Frankly, after Melody’s death, his father’s abandonment felt less important. Or did, until Doyle Wentworth plopped down on the couch and said, “Don’t you recognize me?”

Gil’s body tensed in a way that is not supposed to happen to regular yoga practitioners. The musculature of the psyche cramped. Gil attempted to hide his anxiety using a secret method to maintain the appearance of calm in front of clients. Clenched toes. Inside his shoes, hidden from view, his toes locked tight.

Gil coughed and squinted at Doyle, trying to see underneath the beard to a time-lapse facial reconstruction of his father’s ruddy, imperious mug.

Doyle Wentworth turned in profile and squeezed his lips and scrunched his brow into a comically ghoulish frown. No, this wasn’t Gil’s father. This was worse. This was Sig Savage’s prediction come true.

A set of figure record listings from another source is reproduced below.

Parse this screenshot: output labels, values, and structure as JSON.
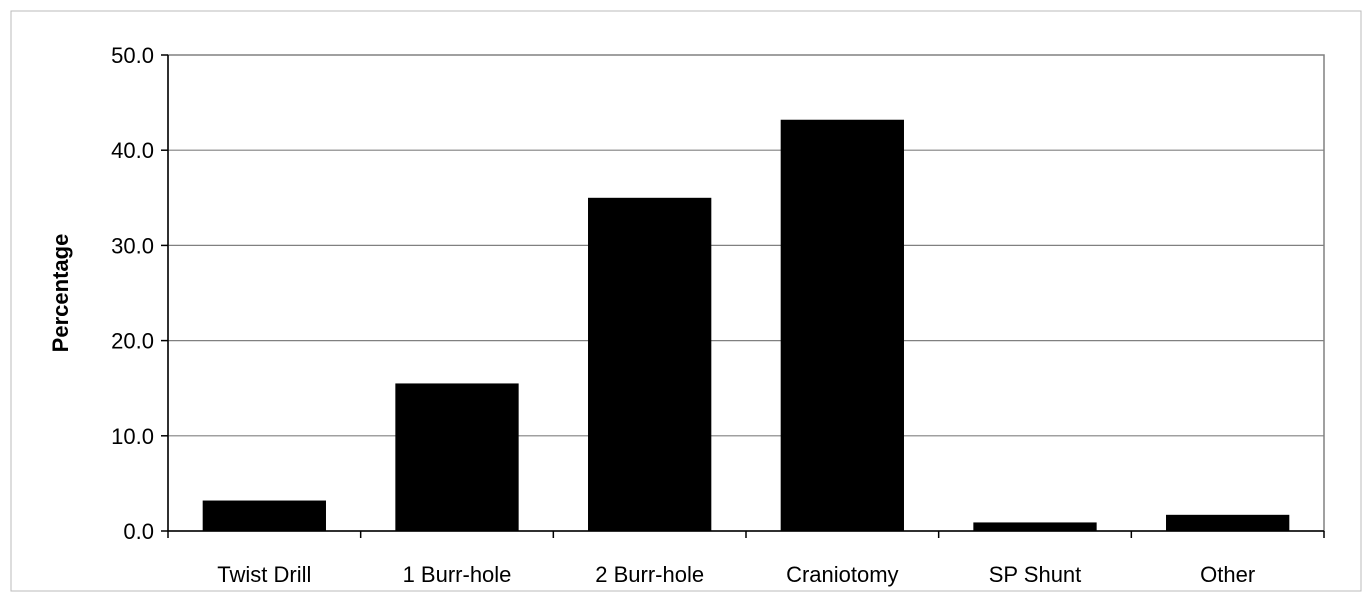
{
  "chart_data": {
    "type": "bar",
    "title": "",
    "xlabel": "",
    "ylabel": "Percentage",
    "categories": [
      "Twist Drill",
      "1 Burr-hole",
      "2 Burr-hole",
      "Craniotomy",
      "SP Shunt",
      "Other"
    ],
    "values": [
      3.2,
      15.5,
      35.0,
      43.2,
      0.9,
      1.7
    ],
    "ylim": [
      0,
      50
    ],
    "yticks": [
      "0.0",
      "10.0",
      "20.0",
      "30.0",
      "40.0",
      "50.0"
    ],
    "grid": "horizontal",
    "legend": "none",
    "colors": {
      "bar": "#000000",
      "grid": "#808080",
      "axis": "#000000"
    }
  }
}
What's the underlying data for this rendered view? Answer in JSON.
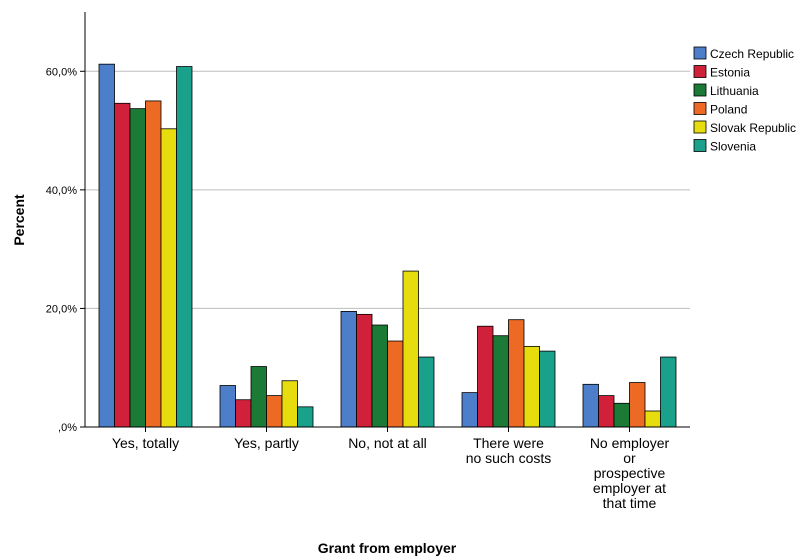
{
  "chart_data": {
    "type": "bar",
    "xlabel": "Grant from employer",
    "ylabel": "Percent",
    "ylim": [
      0,
      70
    ],
    "yticks": [
      0,
      20,
      40,
      60
    ],
    "ytick_labels": [
      ",0%",
      "20,0%",
      "40,0%",
      "60,0%"
    ],
    "grid": true,
    "legend_position": "right",
    "categories": [
      [
        "Yes, totally"
      ],
      [
        "Yes, partly"
      ],
      [
        "No, not at all"
      ],
      [
        "There were",
        "no such costs"
      ],
      [
        "No employer",
        "or",
        "prospective",
        "employer at",
        "that time"
      ]
    ],
    "series": [
      {
        "name": "Czech Republic",
        "color": "#4c7ec9",
        "values": [
          61.2,
          7.0,
          19.5,
          5.8,
          7.2
        ]
      },
      {
        "name": "Estonia",
        "color": "#d1203a",
        "values": [
          54.6,
          4.6,
          19.0,
          17.0,
          5.3
        ]
      },
      {
        "name": "Lithuania",
        "color": "#1b7a35",
        "values": [
          53.7,
          10.2,
          17.2,
          15.4,
          4.0
        ]
      },
      {
        "name": "Poland",
        "color": "#ed6a24",
        "values": [
          55.0,
          5.3,
          14.5,
          18.1,
          7.5
        ]
      },
      {
        "name": "Slovak Republic",
        "color": "#e6dc0e",
        "values": [
          50.3,
          7.8,
          26.3,
          13.6,
          2.7
        ]
      },
      {
        "name": "Slovenia",
        "color": "#1aa18b",
        "values": [
          60.8,
          3.4,
          11.8,
          12.8,
          11.8
        ]
      }
    ]
  }
}
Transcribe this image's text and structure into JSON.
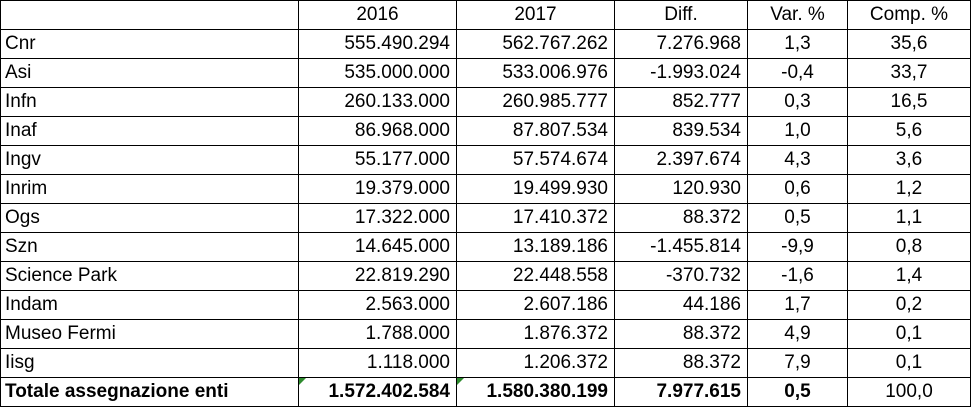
{
  "headers": [
    "",
    "2016",
    "2017",
    "Diff.",
    "Var. %",
    "Comp. %"
  ],
  "rows": [
    {
      "name": "Cnr",
      "y2016": "555.490.294",
      "y2017": "562.767.262",
      "diff": "7.276.968",
      "var": "1,3",
      "comp": "35,6"
    },
    {
      "name": "Asi",
      "y2016": "535.000.000",
      "y2017": "533.006.976",
      "diff": "-1.993.024",
      "var": "-0,4",
      "comp": "33,7"
    },
    {
      "name": "Infn",
      "y2016": "260.133.000",
      "y2017": "260.985.777",
      "diff": "852.777",
      "var": "0,3",
      "comp": "16,5"
    },
    {
      "name": "Inaf",
      "y2016": "86.968.000",
      "y2017": "87.807.534",
      "diff": "839.534",
      "var": "1,0",
      "comp": "5,6"
    },
    {
      "name": "Ingv",
      "y2016": "55.177.000",
      "y2017": "57.574.674",
      "diff": "2.397.674",
      "var": "4,3",
      "comp": "3,6"
    },
    {
      "name": "Inrim",
      "y2016": "19.379.000",
      "y2017": "19.499.930",
      "diff": "120.930",
      "var": "0,6",
      "comp": "1,2"
    },
    {
      "name": "Ogs",
      "y2016": "17.322.000",
      "y2017": "17.410.372",
      "diff": "88.372",
      "var": "0,5",
      "comp": "1,1"
    },
    {
      "name": "Szn",
      "y2016": "14.645.000",
      "y2017": "13.189.186",
      "diff": "-1.455.814",
      "var": "-9,9",
      "comp": "0,8"
    },
    {
      "name": "Science Park",
      "y2016": "22.819.290",
      "y2017": "22.448.558",
      "diff": "-370.732",
      "var": "-1,6",
      "comp": "1,4"
    },
    {
      "name": "Indam",
      "y2016": "2.563.000",
      "y2017": "2.607.186",
      "diff": "44.186",
      "var": "1,7",
      "comp": "0,2"
    },
    {
      "name": "Museo Fermi",
      "y2016": "1.788.000",
      "y2017": "1.876.372",
      "diff": "88.372",
      "var": "4,9",
      "comp": "0,1"
    },
    {
      "name": "Iisg",
      "y2016": "1.118.000",
      "y2017": "1.206.372",
      "diff": "88.372",
      "var": "7,9",
      "comp": "0,1"
    }
  ],
  "total": {
    "name": "Totale assegnazione enti",
    "y2016": "1.572.402.584",
    "y2017": "1.580.380.199",
    "diff": "7.977.615",
    "var": "0,5",
    "comp": "100,0"
  },
  "colors": {
    "border": "#000000",
    "flag": "#2e8b2e"
  }
}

“Sure, I recognize you,” Gil said, “the TV actor—”

“Eighty-ninth on the list of the Greatest Bad Guys of All Time,” Doyle boasted.

“You’re Number One on my list,” Gil blurted out. Ouch. A crack in the neutrality frame. Professionalism swamped by indignation.

“Well, thank you.” Doyle smiled, revealing a set of villainous teeth. “You were part of the faithful millions who watched Yosemite Yahoos.”